= 1948 Southwark Central by-election =

UK parliamentary by-election

A by-election for the constituency of Southwark Central in the United Kingdom House of Commons was held on 29 April 1948, caused by the resignation of the incumbent Labour MP John Hanbury Martin.
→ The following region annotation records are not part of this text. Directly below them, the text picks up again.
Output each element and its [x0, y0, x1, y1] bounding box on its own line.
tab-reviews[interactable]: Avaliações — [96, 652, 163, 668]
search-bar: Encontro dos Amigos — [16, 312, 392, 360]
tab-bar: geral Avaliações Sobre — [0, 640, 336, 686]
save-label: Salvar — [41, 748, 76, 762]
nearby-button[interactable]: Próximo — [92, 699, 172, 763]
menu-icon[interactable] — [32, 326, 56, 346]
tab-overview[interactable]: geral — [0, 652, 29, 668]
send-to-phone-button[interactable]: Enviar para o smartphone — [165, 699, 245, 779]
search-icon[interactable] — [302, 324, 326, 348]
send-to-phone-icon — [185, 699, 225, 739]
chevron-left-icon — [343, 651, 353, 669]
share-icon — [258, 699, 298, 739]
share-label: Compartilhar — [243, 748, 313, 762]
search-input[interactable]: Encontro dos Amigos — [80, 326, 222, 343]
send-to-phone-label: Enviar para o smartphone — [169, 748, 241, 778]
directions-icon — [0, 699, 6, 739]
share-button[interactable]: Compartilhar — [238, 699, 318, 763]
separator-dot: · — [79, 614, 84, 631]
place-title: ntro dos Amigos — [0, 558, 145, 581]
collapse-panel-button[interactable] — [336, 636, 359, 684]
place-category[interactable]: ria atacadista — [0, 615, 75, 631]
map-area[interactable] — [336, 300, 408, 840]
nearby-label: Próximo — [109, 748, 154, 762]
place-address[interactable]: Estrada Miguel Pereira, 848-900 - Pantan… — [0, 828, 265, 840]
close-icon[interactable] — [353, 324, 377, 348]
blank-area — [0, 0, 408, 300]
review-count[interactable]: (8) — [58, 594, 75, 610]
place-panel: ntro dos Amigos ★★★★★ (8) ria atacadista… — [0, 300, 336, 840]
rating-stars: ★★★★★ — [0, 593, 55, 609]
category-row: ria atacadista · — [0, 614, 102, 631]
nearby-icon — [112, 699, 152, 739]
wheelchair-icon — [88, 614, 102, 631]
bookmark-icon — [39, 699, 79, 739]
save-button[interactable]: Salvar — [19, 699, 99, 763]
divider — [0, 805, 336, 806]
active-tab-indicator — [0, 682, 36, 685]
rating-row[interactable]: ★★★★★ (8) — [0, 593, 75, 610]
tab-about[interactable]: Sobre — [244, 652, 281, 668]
The result was a hold for the Labour Party, with their candidate Roy Jenkins, who was to become a prominent figure in British politics throughout the 1960s, 1970s and 1980s.

==Result==

Southwark Central by-election, 1948
| Party |  | Candidate | Votes | % | ±% |
|---|---|---|---|---|---|
|  | Labour | Roy Jenkins | 8,744 | 65.4 | −6.5 |
|  | Conservative | J M Greenwood | 4,623 | 34.6 | +6.5 |
| Majority |  |  | 4,121 | 30.8 | −13.0 |
| Turnout |  |  | 13,367 |  |  |
|  | Labour hold |  | Swing |  |  |

==Previous result==

General election 1945: Southwark Central
| Party |  | Candidate | Votes | % | ±% |
|---|---|---|---|---|---|
|  | Labour | John Hanbury Martin | 9,336 | 71.9 | +18.6 |
|  | Conservative | WA Steward | 3,654 | 28.1 | New |
| Majority |  |  | 5,682 | 43.8 | +37.2 |
| Turnout |  |  | 12,990 | 62.8 |  |
|  | Labour hold |  | Swing |  |  |

==Sources==
- Craig, F. W. S. (1983) [1969]. British parliamentary election results 1918-1949 (3rd edition ed.). Chichester: Parliamentary Research Services. ISBN 0-900178-06-X.